In the emergency room or doctor's office, doctors will ask how the injury occurred and may perform some physical tests, like applying pressure to the bone or joint to see if it's unstable.
Because growth plates are soft tissue, they rarely show up on X-ray images (instead, they appear as a gap near the end of the bone). X-rays mainly show just the hard, calcium-containing parts of bones. But doctors can still tell a lot from an X-ray; they often take X-rays of the injured limb and also the opposite limb for comparison.
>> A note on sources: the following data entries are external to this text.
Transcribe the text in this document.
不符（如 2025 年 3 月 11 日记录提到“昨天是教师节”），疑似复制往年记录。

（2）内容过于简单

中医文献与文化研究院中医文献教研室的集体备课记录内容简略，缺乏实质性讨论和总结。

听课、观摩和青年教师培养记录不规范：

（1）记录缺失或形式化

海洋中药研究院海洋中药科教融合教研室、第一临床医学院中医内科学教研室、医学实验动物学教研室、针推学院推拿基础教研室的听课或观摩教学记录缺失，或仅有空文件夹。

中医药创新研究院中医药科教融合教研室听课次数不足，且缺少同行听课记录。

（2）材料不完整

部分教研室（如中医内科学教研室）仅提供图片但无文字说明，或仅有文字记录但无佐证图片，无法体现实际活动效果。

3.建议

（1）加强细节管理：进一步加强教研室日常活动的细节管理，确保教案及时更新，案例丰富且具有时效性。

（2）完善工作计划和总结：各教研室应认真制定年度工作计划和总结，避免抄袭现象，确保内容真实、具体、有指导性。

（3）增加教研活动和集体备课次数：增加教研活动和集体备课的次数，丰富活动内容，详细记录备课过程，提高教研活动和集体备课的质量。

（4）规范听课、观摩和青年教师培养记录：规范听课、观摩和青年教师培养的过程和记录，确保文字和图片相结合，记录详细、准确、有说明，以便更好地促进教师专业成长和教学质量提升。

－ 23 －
Sometimes an MRI or CAT scan of the bone is also taken. These tests can detect problems in soft tissues better and help doctors confirm the diagnosis and type of growth plate injury:
Type 1 injuries involve a fracture in the growth plate that does not cause the bone on either side to move out of place.
Type 2 injuries break through the growth plate and the metaphysis.
Type 3 injuries break through the growth plate and the epiphysis, the tail end of the bone.
Type 4 injuries fracture through the growth plate, the metaphysis, and the epiphysis.
Type 5 injuries are crush or compression injuries to the growth plate.
Treatment for growth plate injuries initially involves resting and not bearing weight on the affected limb. Most of the time this can be accomplished by wearing a cast, splint, or brace over the area to prevent movement. This may be the only treatment necessary for minor growth plate injuries.
Other times, however, bones that are displaced may have to be manipulated back into place through a gentle procedure, called a reduction. A reduction can be done quickly in a doctor's office and only takes a few seconds to put the bones back into alignment. Afterward, the child may wear a splint or a brace for a few weeks to ensure that the bones do not move out of place.
In kids older than 13 or young children with complicated injuries, surgery might be needed to realign the bones and fix the growth plate. Surgical plates, screws, or wires might secure the area so that the bone continues to grow normally. After surgery, some kids will wear a cast during recovery.
After the fracture has healed, some kids might need physical therapy to help strengthen the area around the injury, restore normal movement if a joint (like the elbow) was affected, and make sure bones and joints are functioning normally.
Most kids who are treated for growth plate injuries do not have any long-term complications. However, frequent follow-up at the doctor's office (for up to a year or longer) is important to make sure bones are healing and continuing to grow normally.